Intrathecal anesthesia prevents ventricular arrhythmias in rats with myocardial ischemia/reperfusion

Pharmacology. 2024 Apr 22. doi: 10.1159/000538997. Online ahead of print.

Abstract

Introduction: Ventricular arrhythmia is commonly provoked by acute cardiac ischemia through sympathetic exaggeration and is often resistant to antiarrhythmic therapies. Thoracic epidural anesthesia has been reported to terminate fatal ventricular arrhythmia; however, its underlying mechanism is unknown.

Methods: Rats were randomly divided into four groups: sham, sham plus bupivacaine, ischemia/reperfusion (IR), and IR plus bupivacaine groups. Bupivacaine (1 mg/mL, 0.05 mL/100 g body weight) was injected intrathecally into the L5-L6 intervertebral space prior to establishing a myocardial ischemia/reperfusion rat model. Thereafter, cardiac arrhythmia, cardiac function, myocardial injury, and electrical activities of the heart and spinal cord were evaluated.

Results: Intrathecal bupivacaine inhibited spinal neural activity, improved heart rate variability, reduced ventricular arrhythmia score, and ameliorated cardiac dysfunction in IR rats.
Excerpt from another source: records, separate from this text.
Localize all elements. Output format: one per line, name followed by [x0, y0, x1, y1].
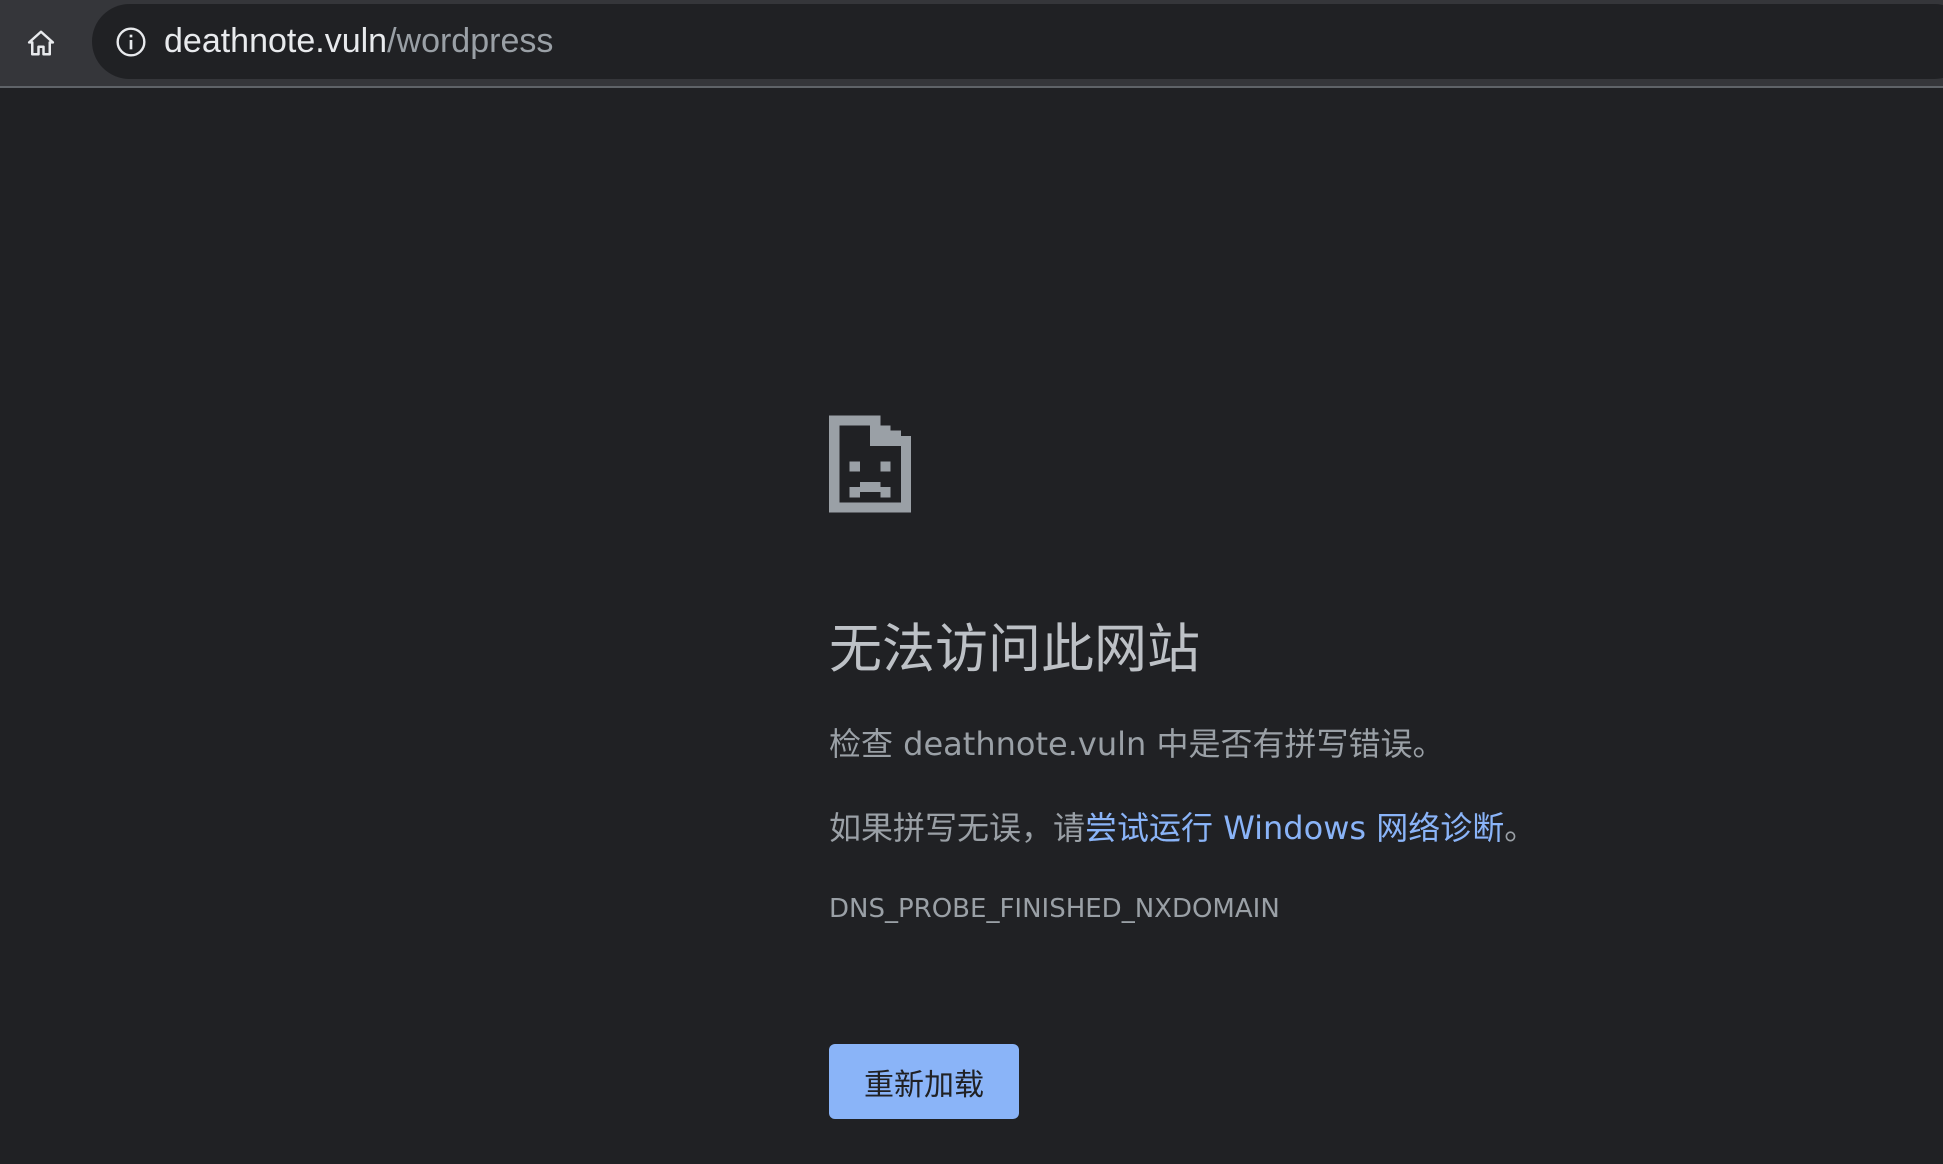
- info-icon: [116, 26, 146, 57]
- network-diagnostics-link[interactable]: 尝试运行 Windows 网络诊断: [1085, 809, 1504, 847]
- diagnostics-suffix: 。: [1504, 809, 1537, 847]
- address-bar[interactable]: deathnote.vuln/wordpress: [92, 4, 1943, 79]
- error-suggestion-diagnostics: 如果拼写无误，请尝试运行 Windows 网络诊断。: [829, 812, 1829, 844]
- home-button[interactable]: [12, 14, 70, 72]
- url-path: /wordpress: [387, 22, 554, 60]
- site-info-button[interactable]: [114, 25, 148, 59]
- browser-toolbar: deathnote.vuln/wordpress: [0, 0, 1943, 88]
- url-host: deathnote.vuln: [164, 22, 388, 60]
- error-title: 无法访问此网站: [829, 619, 1200, 680]
- home-icon: [27, 30, 55, 56]
- error-code: DNS_PROBE_FINISHED_NXDOMAIN: [829, 894, 1280, 924]
- sad-document-icon: [829, 415, 911, 513]
- diagnostics-prefix: 如果拼写无误，请: [829, 809, 1086, 847]
- error-content: 无法访问此网站 检查 deathnote.vuln 中是否有拼写错误。 如果拼写…: [829, 415, 1829, 1119]
- error-suggestion-spelling: 检查 deathnote.vuln 中是否有拼写错误。: [829, 725, 1445, 763]
- url-text[interactable]: deathnote.vuln/wordpress: [164, 22, 553, 61]
- reload-button[interactable]: 重新加载: [829, 1044, 1019, 1119]
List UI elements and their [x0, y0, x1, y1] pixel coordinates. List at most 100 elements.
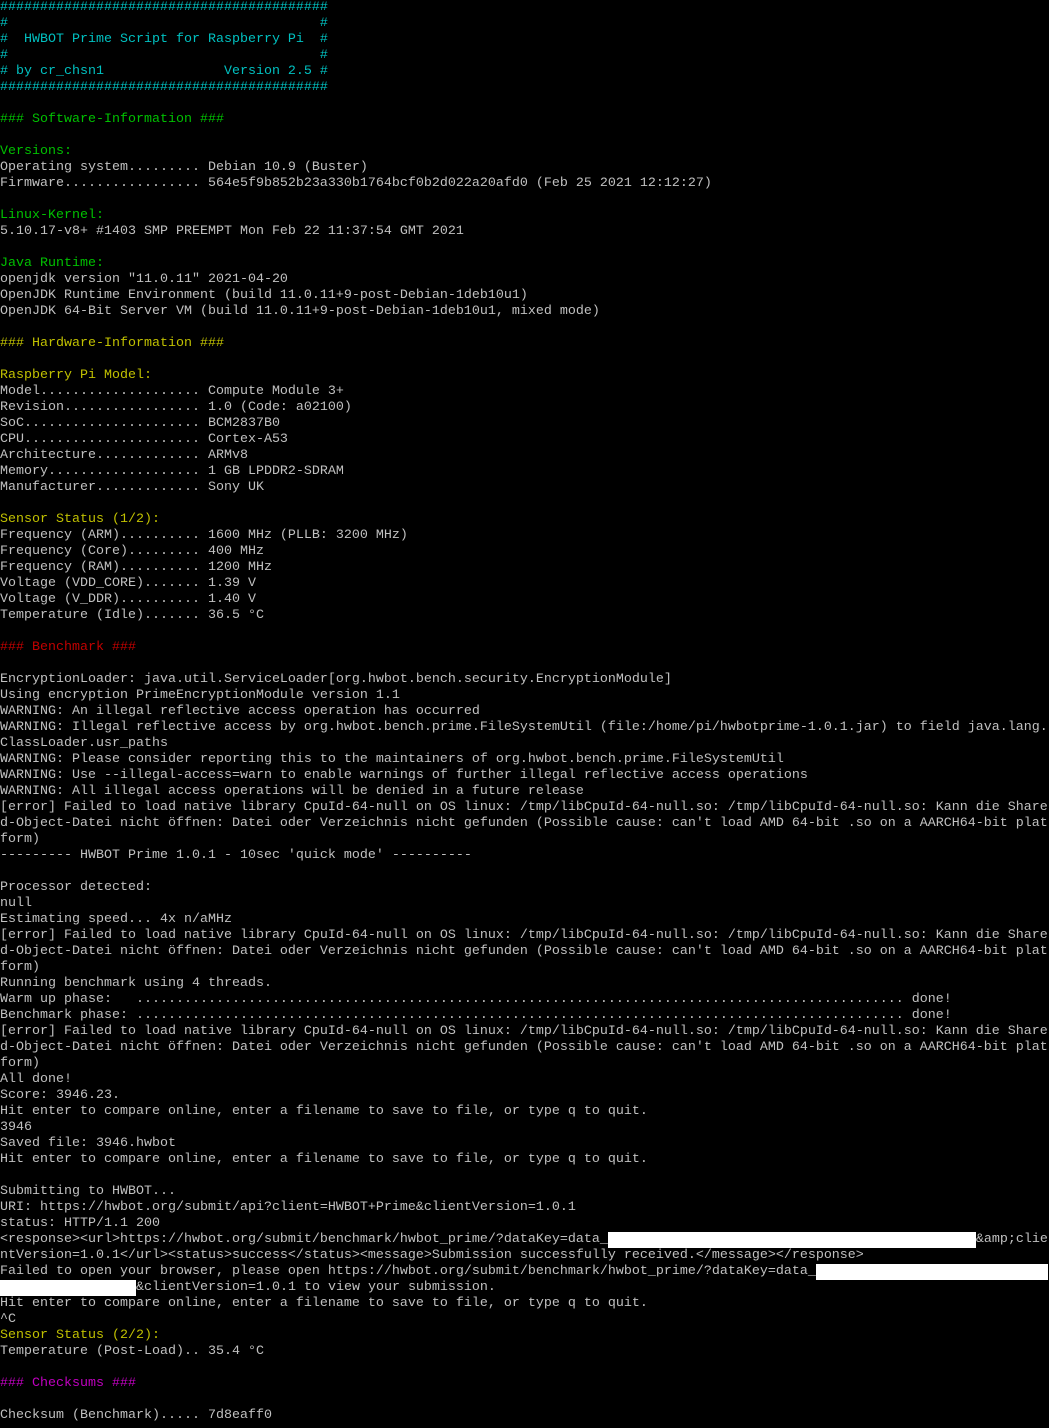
redacted-block	[815, 1264, 1048, 1280]
terminal-line: EncryptionLoader: java.util.ServiceLoade…	[0, 672, 1049, 688]
terminal-line: Running benchmark using 4 threads.	[0, 976, 1049, 992]
terminal-line-text: Using encryption PrimeEncryptionModule v…	[0, 688, 400, 703]
terminal-line: Benchmark phase: .......................…	[0, 1008, 1049, 1024]
terminal-line: # #	[0, 48, 1049, 64]
terminal-line: ### Benchmark ###	[0, 640, 1049, 656]
terminal-line-text: ### Software-Information ###	[0, 112, 224, 127]
terminal-line: 5.10.17-v8+ #1403 SMP PREEMPT Mon Feb 22…	[0, 224, 1049, 240]
terminal-line-text: [error] Failed to load native library Cp…	[0, 928, 1048, 943]
terminal-line-text: WARNING: Illegal reflective access by or…	[0, 720, 1048, 735]
terminal-line-text: [error] Failed to load native library Cp…	[0, 800, 1048, 815]
terminal-line-text: WARNING: Please consider reporting this …	[0, 752, 784, 767]
terminal-line: ### Software-Information ###	[0, 112, 1049, 128]
terminal-line-text: [error] Failed to load native library Cp…	[0, 1024, 1048, 1039]
terminal-line-text: Voltage (VDD_CORE)....... 1.39 V	[0, 576, 256, 591]
terminal-line-text: OpenJDK 64-Bit Server VM (build 11.0.11+…	[0, 304, 600, 319]
terminal-line-text: d-Object-Datei nicht öffnen: Datei oder …	[0, 816, 1048, 831]
terminal-line: Operating system......... Debian 10.9 (B…	[0, 160, 1049, 176]
terminal-line-text: ### Hardware-Information ###	[0, 336, 224, 351]
terminal-line-text: Checksum (Benchmark)..... 7d8eaff0	[0, 1408, 272, 1423]
terminal-line-text: ### Benchmark ###	[0, 640, 136, 655]
terminal-line: WARNING: Use --illegal-access=warn to en…	[0, 768, 1049, 784]
terminal-line: ### Checksums ###	[0, 1376, 1049, 1392]
terminal-line: CPU...................... Cortex-A53	[0, 432, 1049, 448]
terminal-line: ntVersion=1.0.1</url><status>success</st…	[0, 1248, 1049, 1264]
terminal-line-text: Memory................... 1 GB LPDDR2-SD…	[0, 464, 344, 479]
terminal-line-text: Operating system......... Debian 10.9 (B…	[0, 160, 368, 175]
terminal-line-text: d-Object-Datei nicht öffnen: Datei oder …	[0, 944, 1048, 959]
terminal-line: Frequency (Core)......... 400 MHz	[0, 544, 1049, 560]
terminal-line-text: # by cr_chsn1 Version 2.5 #	[0, 64, 328, 79]
terminal-line-text: Temperature (Idle)....... 36.5 °C	[0, 608, 264, 623]
terminal-line: Frequency (ARM).......... 1600 MHz (PLLB…	[0, 528, 1049, 544]
terminal-line-text: ########################################…	[0, 80, 328, 95]
terminal-line: Model.................... Compute Module…	[0, 384, 1049, 400]
terminal-line: SoC...................... BCM2837B0	[0, 416, 1049, 432]
terminal-line: d-Object-Datei nicht öffnen: Datei oder …	[0, 816, 1049, 832]
terminal-line: Versions:	[0, 144, 1049, 160]
terminal-line: Checksum (Benchmark)..... 7d8eaff0	[0, 1408, 1049, 1424]
terminal-line-text: Sensor Status (1/2):	[0, 512, 160, 527]
terminal-line: [error] Failed to load native library Cp…	[0, 1024, 1049, 1040]
terminal-line-text: URI: https://hwbot.org/submit/api?client…	[0, 1200, 576, 1215]
terminal-line-text: # HWBOT Prime Script for Raspberry Pi #	[0, 32, 328, 47]
terminal-line: ### Hardware-Information ###	[0, 336, 1049, 352]
terminal-line: WARNING: All illegal access operations w…	[0, 784, 1049, 800]
terminal-line: WARNING: Illegal reflective access by or…	[0, 720, 1049, 736]
terminal-line-text: ### Checksums ###	[0, 1376, 136, 1391]
terminal-line: Architecture............. ARMv8	[0, 448, 1049, 464]
terminal-line-text: Voltage (V_DDR).......... 1.40 V	[0, 592, 256, 607]
terminal-line: form)	[0, 832, 1049, 848]
terminal-line-text: WARNING: Use --illegal-access=warn to en…	[0, 768, 808, 783]
terminal-line: ClassLoader.usr_paths	[0, 736, 1049, 752]
terminal-line-text: Benchmark phase: .......................…	[0, 1008, 952, 1023]
terminal-line: openjdk version "11.0.11" 2021-04-20	[0, 272, 1049, 288]
terminal-line-text: 3946	[0, 1120, 32, 1135]
terminal-line: OpenJDK Runtime Environment (build 11.0.…	[0, 288, 1049, 304]
terminal-line-text: Hit enter to compare online, enter a fil…	[0, 1104, 648, 1119]
terminal-line-text: Sensor Status (2/2):	[0, 1328, 160, 1343]
terminal-line-text: Frequency (ARM).......... 1600 MHz (PLLB…	[0, 528, 408, 543]
terminal-line: Revision................. 1.0 (Code: a02…	[0, 400, 1049, 416]
terminal-line: Memory................... 1 GB LPDDR2-SD…	[0, 464, 1049, 480]
terminal-line: # by cr_chsn1 Version 2.5 #	[0, 64, 1049, 80]
terminal-line-text: EncryptionLoader: java.util.ServiceLoade…	[0, 672, 672, 687]
terminal-line: 3946	[0, 1120, 1049, 1136]
terminal-line: &clientVersion=1.0.1 to view your submis…	[0, 1280, 1049, 1296]
terminal-line-text: &amp;clie	[975, 1232, 1048, 1247]
terminal-line: Voltage (V_DDR).......... 1.40 V	[0, 592, 1049, 608]
terminal-line-text: SoC...................... BCM2837B0	[0, 416, 280, 431]
terminal-line: Manufacturer............. Sony UK	[0, 480, 1049, 496]
redacted-block	[0, 1280, 136, 1296]
terminal-line: Firmware................. 564e5f9b852b23…	[0, 176, 1049, 192]
terminal-line-text: openjdk version "11.0.11" 2021-04-20	[0, 272, 288, 287]
terminal-line: Processor detected:	[0, 880, 1049, 896]
terminal-line: OpenJDK 64-Bit Server VM (build 11.0.11+…	[0, 304, 1049, 320]
terminal-line: Temperature (Post-Load).. 35.4 °C	[0, 1344, 1049, 1360]
terminal-line-text: Manufacturer............. Sony UK	[0, 480, 264, 495]
terminal-line-text: ntVersion=1.0.1</url><status>success</st…	[0, 1248, 864, 1263]
terminal-line-text: form)	[0, 960, 40, 975]
terminal-line: # #	[0, 16, 1049, 32]
terminal-line-text: Raspberry Pi Model:	[0, 368, 152, 383]
terminal-line: d-Object-Datei nicht öffnen: Datei oder …	[0, 944, 1049, 960]
terminal-line-text: WARNING: All illegal access operations w…	[0, 784, 584, 799]
terminal-line-text: null	[0, 896, 32, 911]
terminal-line: [error] Failed to load native library Cp…	[0, 800, 1049, 816]
terminal-line: form)	[0, 1056, 1049, 1072]
terminal-line: form)	[0, 960, 1049, 976]
terminal-output[interactable]: ########################################…	[0, 0, 1049, 1428]
terminal-line: ########################################…	[0, 80, 1049, 96]
terminal-line: ^C	[0, 1312, 1049, 1328]
terminal-line-text: WARNING: An illegal reflective access op…	[0, 704, 480, 719]
terminal-line-text: status: HTTP/1.1 200	[0, 1216, 160, 1231]
terminal-line-text: Running benchmark using 4 threads.	[0, 976, 272, 991]
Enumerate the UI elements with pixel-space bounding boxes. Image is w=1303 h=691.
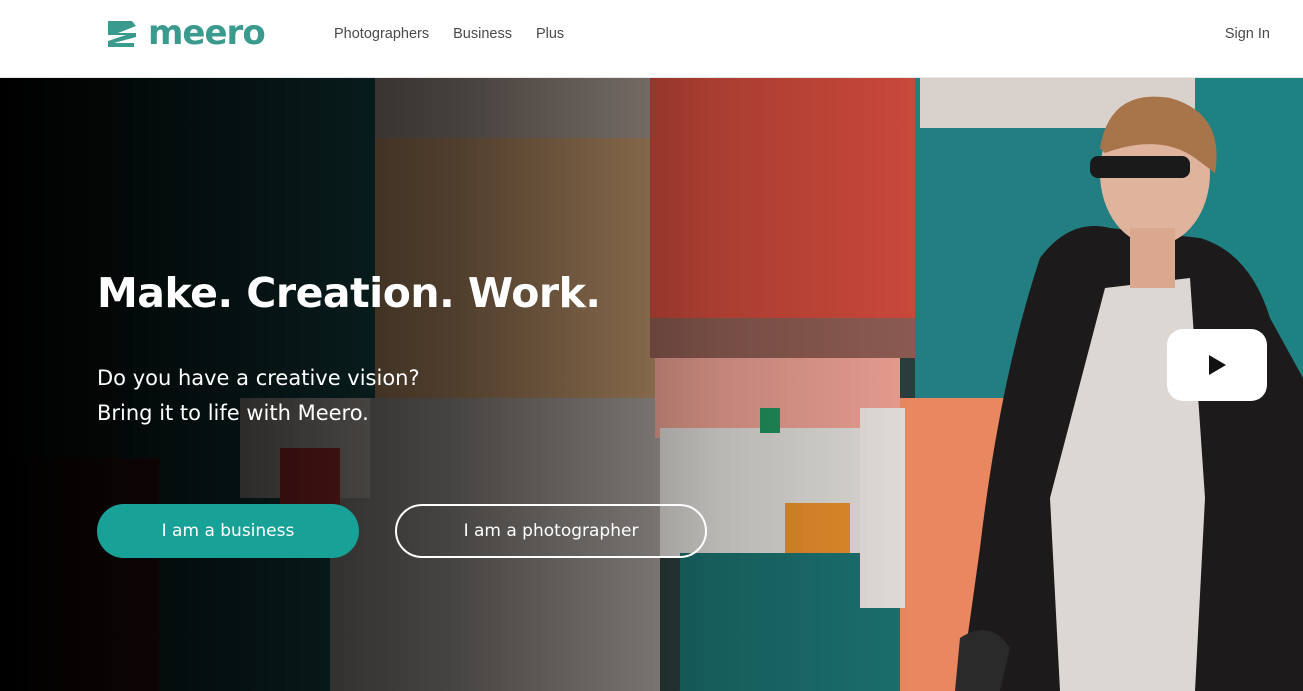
nav-item-plus[interactable]: Plus (536, 26, 564, 42)
meero-logo[interactable]: meero (106, 13, 266, 53)
logo-wordmark: meero (148, 13, 266, 53)
hero-section: Make. Creation. Work. Do you have a crea… (0, 78, 1303, 691)
play-icon (1209, 355, 1226, 375)
nav-item-business[interactable]: Business (453, 26, 512, 42)
hero-subtitle-line2: Bring it to life with Meero. (97, 401, 369, 425)
play-video-button[interactable] (1167, 329, 1267, 401)
meero-logo-mark-icon (108, 21, 136, 47)
hero-title: Make. Creation. Work. (97, 269, 601, 317)
site-header: meero Photographers Business Plus Sign I… (0, 0, 1303, 78)
main-nav: Photographers Business Plus (334, 26, 564, 42)
business-button[interactable]: I am a business (97, 504, 359, 558)
photographer-button[interactable]: I am a photographer (395, 504, 707, 558)
nav-item-photographers[interactable]: Photographers (334, 26, 429, 42)
sign-in-link[interactable]: Sign In (1225, 26, 1270, 42)
hero-subtitle-line1: Do you have a creative vision? (97, 366, 420, 390)
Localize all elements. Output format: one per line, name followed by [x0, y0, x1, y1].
Furthermore, intrathecal bupivacaine attenuated cardiac injury and myocardial apoptosis and regulated cardiomyocyte autophagy and connexin-43 distribution during myocardial IR.

Conclusion: Our results indicate that intrathecal bupivacaine blunts spinal neural activity to prevent cardiac arrhythmia and dysfunction induced by IR and that this antiarrhythmic activity may be associated with regulation of autonomic balance, myocardial apoptosis and autophagy, and cardiac gap junction function.